The situation with that SVN process is similar--
Python is waiting for SVN:
$ strace -p 28034
Process 28034 attached - interrupt to quit
wait4(28127,
And SVN is waiting for a read
call to complete:
$ strace -p 28127
Process 28127 attached - interrupt to quit
read(6,
And that read is pointing to another external host:
$ sudo lsof -i | grep 28127
svn 28127 user 3u IPv4 701186417 0t0 TCP my.server.net:49299->sparrow.telecommunity.com:svn (ESTABLISHED)
svn 28127 user 6u IPv4 701186439 0t0 TCP my.server.net:49309->sparrow.telecommunity.com:svn (ESTABLISHED)
(There appears to be an svn:externals
property set to ez_setup svn://svn.eby-sarna.com/svnroot/ez_setup
on the directory being updated; based on their website, I think this is redirecting to telecommunity.com)
Additional possibly-relevant points:
- The Python environment on the Macs is 2.5. On the Debian boxes, it is 2.7.
- I am not well versed in SVN, and I have no idea if the reason it is hanging is fundamentally the same thing or not. Nor am I entirely sure what the implications of
svn:externals
are; this was set up before my time. - The Python scripts themselves are retrieving large-ish (~10MB in some cases) chunks of data from Amazon S3, and this has a tendency to be slow (I'm seeing download times as long as three minutes, which seems long compared to how long it takes the servers -- even in different data centers -- to communicate with each other). Similarly, some of our SVN repositories are rather large. So that's basically to say that some of these operations are long-running anyway, however they also seem to get hung for hours or days in some cases.

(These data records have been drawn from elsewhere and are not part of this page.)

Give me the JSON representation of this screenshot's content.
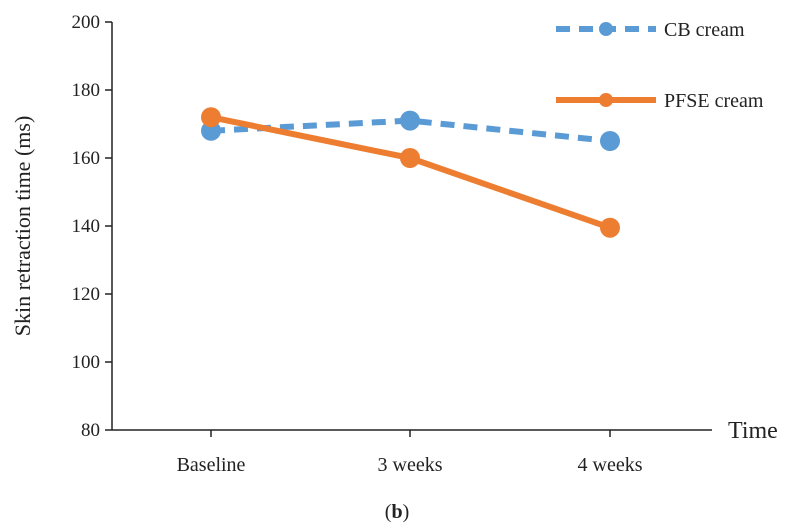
{
  "chart_data": {
    "type": "line",
    "categories": [
      "Baseline",
      "3 weeks",
      "4 weeks"
    ],
    "series": [
      {
        "name": "CB cream",
        "values": [
          168,
          171,
          165
        ],
        "color": "#5b9bd5",
        "line_style": "dashed"
      },
      {
        "name": "PFSE cream",
        "values": [
          172,
          160,
          139.5
        ],
        "color": "#ed7d31",
        "line_style": "solid"
      }
    ],
    "title": "",
    "xlabel": "Time",
    "ylabel": "Skin retraction time (ms)",
    "ylim": [
      80,
      200
    ],
    "yticks": [
      80,
      100,
      120,
      140,
      160,
      180,
      200
    ],
    "grid": false,
    "legend_position": "top-right"
  },
  "caption": {
    "open": "(",
    "letter": "b",
    "close": ")"
  }
}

- On one server, the OOM killer took out MySQL this morning. On closer inspection, memory usage was at 90%, and swap usage was at 100% (as reported by Monit); killing a large backlog of hung Python jobs reduced these stats to 60% and 40% respectively. This gives me the impression that at least some (if not all) of the data is being downloaded/read (and held in memory while the process hangs).
- These cron jobs are requesting a list of resources from S3, and updating a list of MySQL tables accordingly. Each job is started with the same list, so will try to request the same resources and update the same tables.
I was able to capture some traffic from one of the hung processes; it's all a bit inscrutable to me, but I wonder if it indicates that the connection is active and working, just very very slow? I've provided it as a gist, to avoid clutter (I should note that this is about two hours worth of capture): https://gist.github.com/petronius/286484766ad8de4fe20bThis was a red herring, I think. There's activity on that port, but it's not the same connection as the one to S3 -- it's just other random server activity.- I've tried to re-create this issue on a box in another data center (a VM running the same version of Debian with the same system setup) with no luck (I'd thought that perhaps the issue was related to this one, but the boxes experiencing these issues aren't VMs, and there are no dropped packets according to
ifconfig
). I guess this indicates a network configuration issue, but I'm not sure where to start with that.
So I guess my questions are:
- Can I fix this at a system level, or is this something going wrong with each individual process?
- Is there something fundamentally different about how OS X and Linux handle
read
calls that I need to know to avoid infinitely-hanging processes?